No texto de hoje, Carlos Roberto, redator e aluno de Direito da Fundação Getúlio Vargas (EDESP-FGV) oferece um panorama do bairro Bela Vista, com suas destoantes realidades, além de apresentar o compromisso do Centro de Assistência Jurídica Saracura, uma associação que presta serviços jurídicos gratuitos à população de baixa renda. Venha saber mais sobre a Bela Vista e sobre esse projeto incrível!

Rua Rocha, número 233. Bela Vista, São Paulo. Esse é o endereço da Escola de Direito de São Paulo da Fundação Getúlio Vargas, uma típica faculdade de elite. Com mensalidades altíssimas e a maior parte do público frequentador com classe e raça muito bem definidas, o prédio da EDESP possui uma localização emblemática: ele encontra-se no limite entre dois mundos distantes.


Ao sair desse edifício e subir em direção à Paulista, você estará na Bela Vista. Bairro tradicionalmente conhecido por seu alto custo e estilo de vida elista e extravagante, este é um reduto homogêneo da elite econômica paulistana - o que nos leva à consequência lógica de inferir classe e cor daqueles que aí vivem (basta olhar a própria composição do alunato geveniano).


O mais interessante nessa localização é justamente que, tomando o caminho inverso, encontramos uma realidade completamente diferente. Fazendo esse caminho, estaremos no Bixiga, uma das regiões mais antigas e conhecidas da capital paulistana. Aqui, podemos abandonar qualquer ideia de homogeneidade citada antes: encontramos um caldo cultural complexo, herança das influências sociohistóricas que agiram na formação da região¹.


Ao mesmo tempo em que presenciamos rodas de samba, centros de umbanda e candomblé e a própria Vai-Vai, importante escola de samba paulistana, encontramos também traços da cultura italiana, com cantinas e festivais de massas tradicionais, como a Festa de Nossa Senhora Achiropita (esta que, por sua vez, possui sua própria paróquia no bairro). Além disso, também podemos encontrar influências mais recentes, como o gastrobar Al Janiah, especializado em culinária mediterrânea e que abriga em seu quadro de funcionários refugiados da Palestina, da Síria e imigrantes de Cuba e da Argélia².

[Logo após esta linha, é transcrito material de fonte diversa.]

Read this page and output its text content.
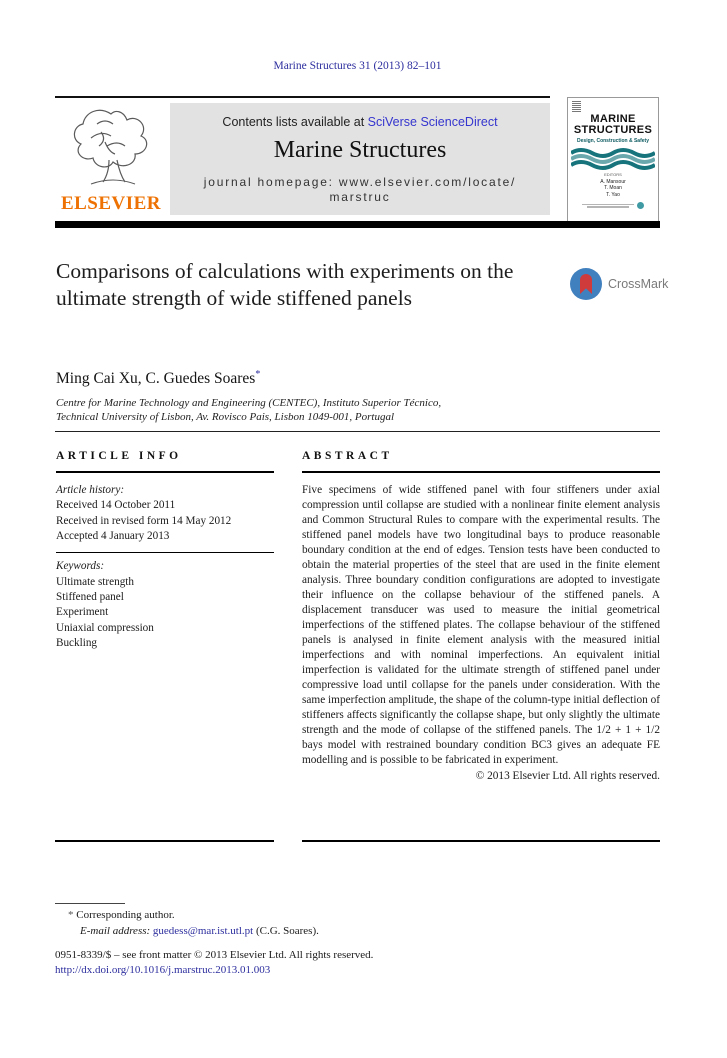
Marine Structures 31 (2013) 82–101
ELSEVIER
Contents lists available at SciVerse ScienceDirect
Marine Structures
journal homepage: www.elsevier.com/locate/
marstruc
MARINE
STRUCTURES
Design, Construction & Safety
EDITORS
A. Mansour
T. Moan
T. Yao
Comparisons of calculations with experiments on the ultimate strength of wide stiffened panels
CrossMark
Ming Cai Xu, C. Guedes Soares*
Centre for Marine Technology and Engineering (CENTEC), Instituto Superior Técnico,
Technical University of Lisbon, Av. Rovisco Pais, Lisbon 1049-001, Portugal
ARTICLE INFO
Article history:
Received 14 October 2011
Received in revised form 14 May 2012
Accepted 4 January 2013
Keywords:
Ultimate strength
Stiffened panel
Experiment
Uniaxial compression
Buckling
ABSTRACT

Five specimens of wide stiffened panel with four stiffeners under axial compression until collapse are studied with a nonlinear finite element analysis and Common Structural Rules to compare with the experimental results. The stiffened panel models have two longitudinal bays to produce reasonable boundary condition at the end of edges. Tension tests have been conducted to obtain the material properties of the steel that are used in the finite element analysis. Three boundary condition configurations are adopted to investigate their influence on the collapse behaviour of the stiffened panels. A displacement transducer was used to measure the initial geometrical imperfections of the stiffened plates. The collapse behaviour of the stiffened panels is analysed in finite element analysis with the measured initial imperfections and with nominal imperfections. An equivalent initial imperfection is validated for the ultimate strength of stiffened panel under compressive load until collapse for the panels under consideration. With the same imperfection amplitude, the shape of the column-type initial deflection of stiffeners affects significantly the collapse shape, but only slightly the ultimate strength and the mode of collapse of the stiffened panels. The 1/2 + 1 + 1/2 bays model with restrained boundary condition BC3 gives an adequate FE modelling and is possible to be fabricated in experiment.

© 2013 Elsevier Ltd. All rights reserved.
* Corresponding author.
E-mail address: guedess@mar.ist.utl.pt (C.G. Soares).
0951-8339/$ – see front matter © 2013 Elsevier Ltd. All rights reserved.
http://dx.doi.org/10.1016/j.marstruc.2013.01.003
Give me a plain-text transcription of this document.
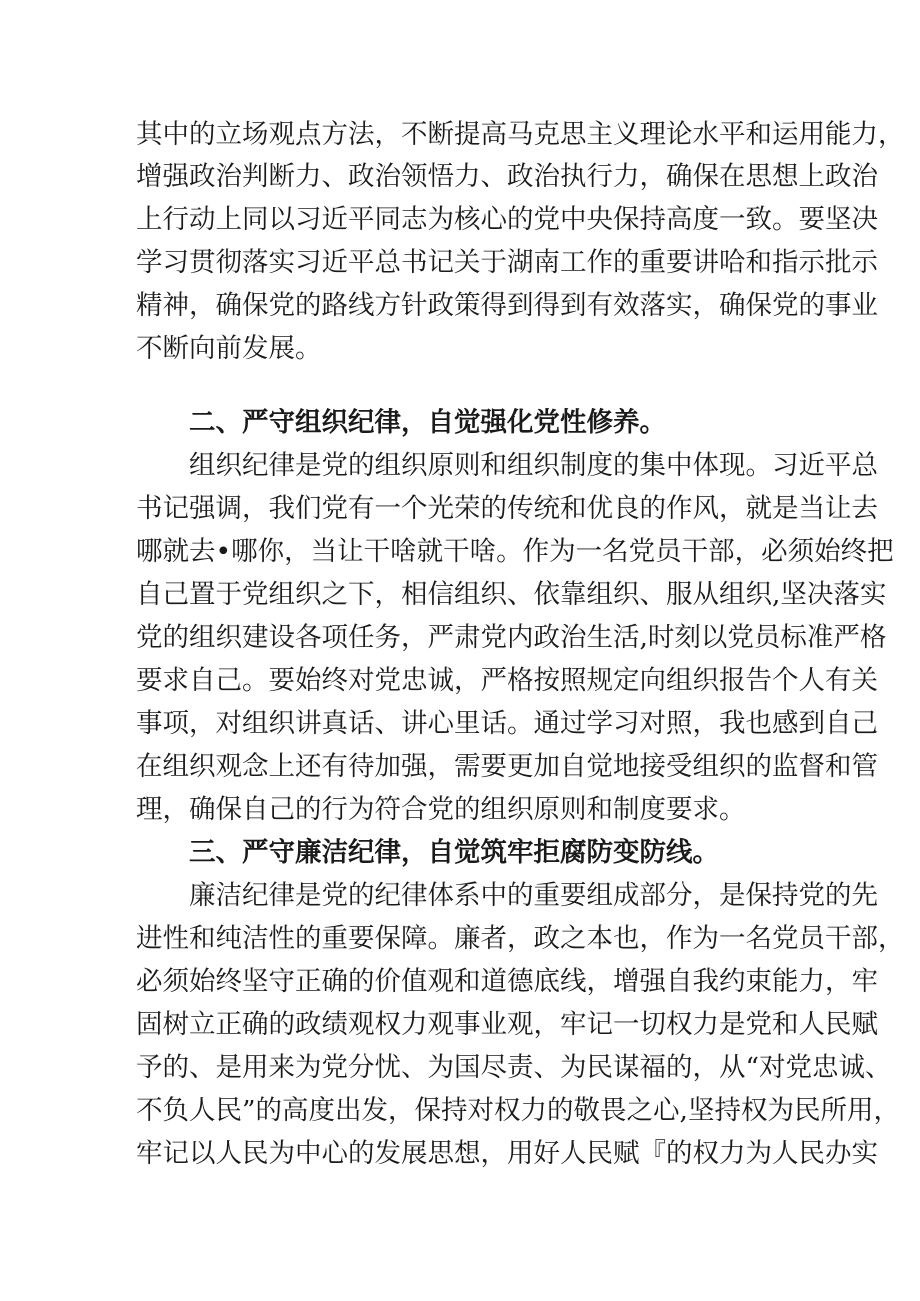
其中的立场观点方法，不断提高马克思主义理论水平和运用能力，
增强政治判断力、政治领悟力、政治执行力，确保在思想上政治
上行动上同以习近平同志为核心的党中央保持高度一致。要坚决
学习贯彻落实习近平总书记关于湖南工作的重要讲哈和指示批示
精神，确保党的路线方针政策得到得到有效落实，确保党的事业
不断向前发展。
二、严守组织纪律，自觉强化党性修养。
组织纪律是党的组织原则和组织制度的集中体现。习近平总
书记强调，我们党有一个光荣的传统和优良的作风，就是当让去
哪就去•哪你，当让干啥就干啥。作为一名党员干部，必须始终把
自己置于党组织之下，相信组织、依靠组织、服从组织,坚决落实
党的组织建设各项任务，严肃党内政治生活,时刻以党员标准严格
要求自己。要始终对党忠诚，严格按照规定向组织报告个人有关
事项，对组织讲真话、讲心里话。通过学习对照，我也感到自己
在组织观念上还有待加强，需要更加自觉地接受组织的监督和管
理，确保自己的行为符合党的组织原则和制度要求。
三、严守廉洁纪律，自觉筑牢拒腐防变防线。
廉洁纪律是党的纪律体系中的重要组成部分，是保持党的先
进性和纯洁性的重要保障。廉者，政之本也，作为一名党员干部，
必须始终坚守正确的价值观和道德底线，增强自我约束能力，牢
固树立正确的政绩观权力观事业观，牢记一切权力是党和人民赋
予的、是用来为党分忧、为国尽责、为民谋福的，从“对党忠诚、
不负人民”的高度出发，保持对权力的敬畏之心,坚持权为民所用，
牢记以人民为中心的发展思想，用好人民赋『的权力为人民办实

Em síntese, confrontamos duas realidades opostas: de uma lado, um ambiente com marcas de uma segregação racial e de classe e, por outro, um marcado por traços profundamente multiétnicos. Mas, além das diferenças culturais e de formação, existe uma outra que é de tanta importância quanto: a diferença na concentração de riqueza (financeiramente falando). Essa característica, por mais que o Bixiga possua uma comunidade popular extremamente forte e ativa, protagonista em diversas lutas importantes³, ainda representa a fonte de vários problemas sociais (andando pela praça XIV Bis em qualquer momento do dia, é possível que se tenha uma leve dimensão do que estamos falando aqui).


Um deles, no entanto, encontra-se intimamente relacionado com a EDESP: a dificuldade em conseguir um pleno acesso à justiça. Como em diversas outras regiões (de São Paulo ou mesmo do Brasil), são justamente as comunidades com menos recursos financeiros que possuem a maior demanda por informação e auxílio jurídico, dos mais variados tipos. E mesmo estando já há 18 anos na região, nunca se viu alguma ação de longo prazo que de fato fosse efetiva para auxiliar a região que nos acolhe enquanto estudantes da GV.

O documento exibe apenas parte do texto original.